A common theme runs through a variety of news stories: there isn’t enough money around, and so working people must take a hit. But is that really the only solution? First, let’s look at the stories. There’s growing talk of letting state governments declare bankruptcy so they can get out of paying pension benefits to retired state workers. As The New York Times put it:
Policymakers are working behind the scenes to come up with a way to let states declare bankruptcy and get out from under crushing debts, including the pensions they have promised to retired public workers.

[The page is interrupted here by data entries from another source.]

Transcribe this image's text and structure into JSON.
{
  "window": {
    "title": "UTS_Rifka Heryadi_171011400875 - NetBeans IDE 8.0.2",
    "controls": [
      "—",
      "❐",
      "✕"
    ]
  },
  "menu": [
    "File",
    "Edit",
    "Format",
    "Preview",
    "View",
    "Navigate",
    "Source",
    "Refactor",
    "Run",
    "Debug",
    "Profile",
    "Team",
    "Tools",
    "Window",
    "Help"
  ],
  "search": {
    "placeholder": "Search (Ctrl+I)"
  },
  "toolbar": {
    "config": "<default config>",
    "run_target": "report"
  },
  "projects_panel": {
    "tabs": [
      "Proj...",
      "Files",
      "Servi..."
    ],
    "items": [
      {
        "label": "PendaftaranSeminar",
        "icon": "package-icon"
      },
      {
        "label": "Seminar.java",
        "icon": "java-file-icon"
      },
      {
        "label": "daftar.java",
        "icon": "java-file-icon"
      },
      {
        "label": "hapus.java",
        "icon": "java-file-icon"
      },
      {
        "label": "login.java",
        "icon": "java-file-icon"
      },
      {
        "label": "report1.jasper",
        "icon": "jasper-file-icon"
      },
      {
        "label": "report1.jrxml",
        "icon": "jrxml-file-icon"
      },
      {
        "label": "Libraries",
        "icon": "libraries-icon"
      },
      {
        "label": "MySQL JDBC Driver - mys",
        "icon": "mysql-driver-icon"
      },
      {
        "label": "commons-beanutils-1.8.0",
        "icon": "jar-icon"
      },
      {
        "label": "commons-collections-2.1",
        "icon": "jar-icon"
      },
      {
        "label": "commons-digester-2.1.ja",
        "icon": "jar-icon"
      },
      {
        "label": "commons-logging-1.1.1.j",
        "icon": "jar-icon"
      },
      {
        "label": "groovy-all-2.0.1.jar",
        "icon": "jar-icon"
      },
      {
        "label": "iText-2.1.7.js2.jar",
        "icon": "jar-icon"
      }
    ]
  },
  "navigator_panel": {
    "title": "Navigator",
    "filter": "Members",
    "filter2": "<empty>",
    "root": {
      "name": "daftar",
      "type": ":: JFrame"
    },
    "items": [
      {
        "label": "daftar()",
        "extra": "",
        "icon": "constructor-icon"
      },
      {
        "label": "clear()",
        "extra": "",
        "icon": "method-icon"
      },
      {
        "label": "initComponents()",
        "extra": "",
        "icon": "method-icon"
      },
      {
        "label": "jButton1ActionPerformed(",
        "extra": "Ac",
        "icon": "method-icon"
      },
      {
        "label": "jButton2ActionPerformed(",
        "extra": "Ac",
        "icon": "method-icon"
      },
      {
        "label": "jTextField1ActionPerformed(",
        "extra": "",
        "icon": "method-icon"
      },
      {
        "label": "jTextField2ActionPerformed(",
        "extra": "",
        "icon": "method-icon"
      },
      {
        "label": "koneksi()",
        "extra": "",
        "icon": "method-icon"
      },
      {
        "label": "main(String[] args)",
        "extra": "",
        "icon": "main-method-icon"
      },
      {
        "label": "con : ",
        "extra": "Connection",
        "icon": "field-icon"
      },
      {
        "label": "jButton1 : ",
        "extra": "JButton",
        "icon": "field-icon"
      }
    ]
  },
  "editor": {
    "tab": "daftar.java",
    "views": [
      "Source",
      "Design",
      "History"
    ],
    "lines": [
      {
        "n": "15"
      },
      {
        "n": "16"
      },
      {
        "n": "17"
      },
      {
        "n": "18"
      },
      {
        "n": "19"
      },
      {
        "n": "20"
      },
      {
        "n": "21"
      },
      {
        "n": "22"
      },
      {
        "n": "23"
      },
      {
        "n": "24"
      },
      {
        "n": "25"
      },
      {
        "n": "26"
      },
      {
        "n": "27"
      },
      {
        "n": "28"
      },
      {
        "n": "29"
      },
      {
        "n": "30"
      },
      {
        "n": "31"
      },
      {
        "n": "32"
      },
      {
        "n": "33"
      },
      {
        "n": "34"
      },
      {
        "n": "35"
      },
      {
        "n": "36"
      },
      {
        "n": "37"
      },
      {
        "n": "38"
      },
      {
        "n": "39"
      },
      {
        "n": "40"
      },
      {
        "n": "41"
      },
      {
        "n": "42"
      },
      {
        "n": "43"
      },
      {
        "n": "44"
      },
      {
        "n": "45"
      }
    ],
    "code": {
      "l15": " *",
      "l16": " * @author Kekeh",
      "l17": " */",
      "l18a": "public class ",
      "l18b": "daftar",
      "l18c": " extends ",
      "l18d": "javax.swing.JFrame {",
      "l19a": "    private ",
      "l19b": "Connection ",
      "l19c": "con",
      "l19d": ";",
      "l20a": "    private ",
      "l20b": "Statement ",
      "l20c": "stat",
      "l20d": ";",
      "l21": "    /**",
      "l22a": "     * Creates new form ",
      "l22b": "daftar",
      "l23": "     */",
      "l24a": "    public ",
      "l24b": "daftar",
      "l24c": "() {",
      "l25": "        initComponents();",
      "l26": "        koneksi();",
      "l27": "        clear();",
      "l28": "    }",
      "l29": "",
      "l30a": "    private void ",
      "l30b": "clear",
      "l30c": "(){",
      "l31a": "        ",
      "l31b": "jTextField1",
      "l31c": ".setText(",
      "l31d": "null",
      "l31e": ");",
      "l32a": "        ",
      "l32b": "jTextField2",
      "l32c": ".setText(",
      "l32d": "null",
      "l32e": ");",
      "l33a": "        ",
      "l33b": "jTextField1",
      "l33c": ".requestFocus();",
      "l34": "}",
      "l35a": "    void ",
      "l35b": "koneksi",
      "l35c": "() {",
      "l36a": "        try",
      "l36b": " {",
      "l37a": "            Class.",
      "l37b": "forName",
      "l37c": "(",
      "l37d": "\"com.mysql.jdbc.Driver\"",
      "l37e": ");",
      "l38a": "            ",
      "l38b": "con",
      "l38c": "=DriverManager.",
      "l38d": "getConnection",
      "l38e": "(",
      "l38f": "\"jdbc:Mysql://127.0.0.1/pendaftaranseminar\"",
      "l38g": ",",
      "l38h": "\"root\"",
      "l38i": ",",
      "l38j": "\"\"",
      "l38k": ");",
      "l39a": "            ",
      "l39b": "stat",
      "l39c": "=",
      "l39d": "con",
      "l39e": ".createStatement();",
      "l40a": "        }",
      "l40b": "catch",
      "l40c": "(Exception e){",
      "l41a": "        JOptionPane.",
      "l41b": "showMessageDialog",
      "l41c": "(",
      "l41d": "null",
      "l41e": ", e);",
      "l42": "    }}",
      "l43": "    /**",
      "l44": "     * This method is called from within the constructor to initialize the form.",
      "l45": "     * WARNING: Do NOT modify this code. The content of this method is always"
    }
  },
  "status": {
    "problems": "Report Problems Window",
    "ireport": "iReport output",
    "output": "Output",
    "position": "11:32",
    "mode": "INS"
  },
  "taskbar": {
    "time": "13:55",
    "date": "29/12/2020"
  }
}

The article does not really get into why this is all happening, and the only real defense of not going this route is from—surprise, surprise, a union leader, making it sound like this defense is of only parochial interest:
Still, discussions about something as far-reaching as bankruptcy could give governors and others more leverage in bargaining with unionized public workers.
“They are readying a massive assault on us,” said Charles M. Loveless, legislative director of the American Federation of State, County and Municipal Employees. “We’re taking this very seriously.”
It also does not interview anyone who would point out that retirees who have less, spend less, meaning less “recovery.” In that sense, it is typical media narrative compartmentalization. Meanwhile, it notes, only very briefly, and so it is easy to miss, the crux of what is going on here:
Discussion of a new bankruptcy option for the states appears to have taken off in November, after Mr. Gingrich gave a speech about the country’s big challenges, including government debt and an uncompetitive labor market.
Thus, it cites the consistently pro-corporate presidential hopeful Newt Gingrich, without reminding us of what constituency he represents. Also, The Times should better contextualize Gingrich’s remarks. He’s neither a direct player in this matter nor is he an expert on state and local government finances. So why quote him at all? If the point is that he initiated the whole thing, that’s a big deal—and should be the basis of a proactive line of inquiry.
Also, in quoting Gingrich, the reporter does not ask the basic question: why, or in what way is the US labor market uncompetitive? Is it because we don’t have a good enough educational system? Is it because Americans don’t make good workers? Is it because companies can get far cheaper labor in developing countries with much lower standards of living? Well, what about looking at what European countries, also faced with serious budgetary pressures, are doing while still maintaining a much higher level of retirement security? And wouldn’t it be possible to recognize that state and local pension funds have had plenty of funny business going on and need streamlining without assuming that the entire system needs to be tanked?
On the topic of doing something about those who have no jobs, there are lots of articles about “job creation” where a careful reporter could really question the terminology—and, as importantly, the assumptions. Example, in an article about Obama bringing in JPMorgan Chase executive William Daley as his chief of staff, headlined “Obama Sends Pro-Business Signal With Adviser Choice,” the New York Times writes:
President Obama, sending another strong signal that he intends to make the White House more business-friendly, named a high-profile corporate executive on Friday as his chief outside economic adviser, continuing his efforts to show more focus on job creation and reclaim the political center.
One wonders: how exactly did Daley himself create jobs at Morgan?
Then there are the articles about how the president wants to hear from business about which government regulations to cut back so as to create jobs.
President Obama on Tuesday ordered “a government-wide review” of federal regulations to root out those “that stifle job creation and make our economy less competitive,” but he exempted many agencies that most vex corporate America.
It’s worth noting that a lot of this talk about “job creation” is really not about that at all, but about creation of benefits to the people at the top, under the implied or assumed justification that jobs will appear magically down below as a result.
Cutting some government regulations could theoretically create jobs, and certainly do so in some cases, but doing so does not necessarily ensure that result—not by a long shot. All you have to do is look at all the companies that saw their profits soar under Bush Administration deregulation but still went ahead and cut jobs where they could. And ask any friend in business—it’s not the job of top decision-makers at corporations to create jobs. It’s to turn profits for shareholders.
Irrespective of your personal preferences on these policies, you should want reporters to report these things honestly. For example, you can find government regulation burdensome, and that would make a legitimate story, but that doesn’t mean that the burden is the same for everyone, or that the public benefit necessarily is outweighed by the inconvenience experienced by the entity being regulated.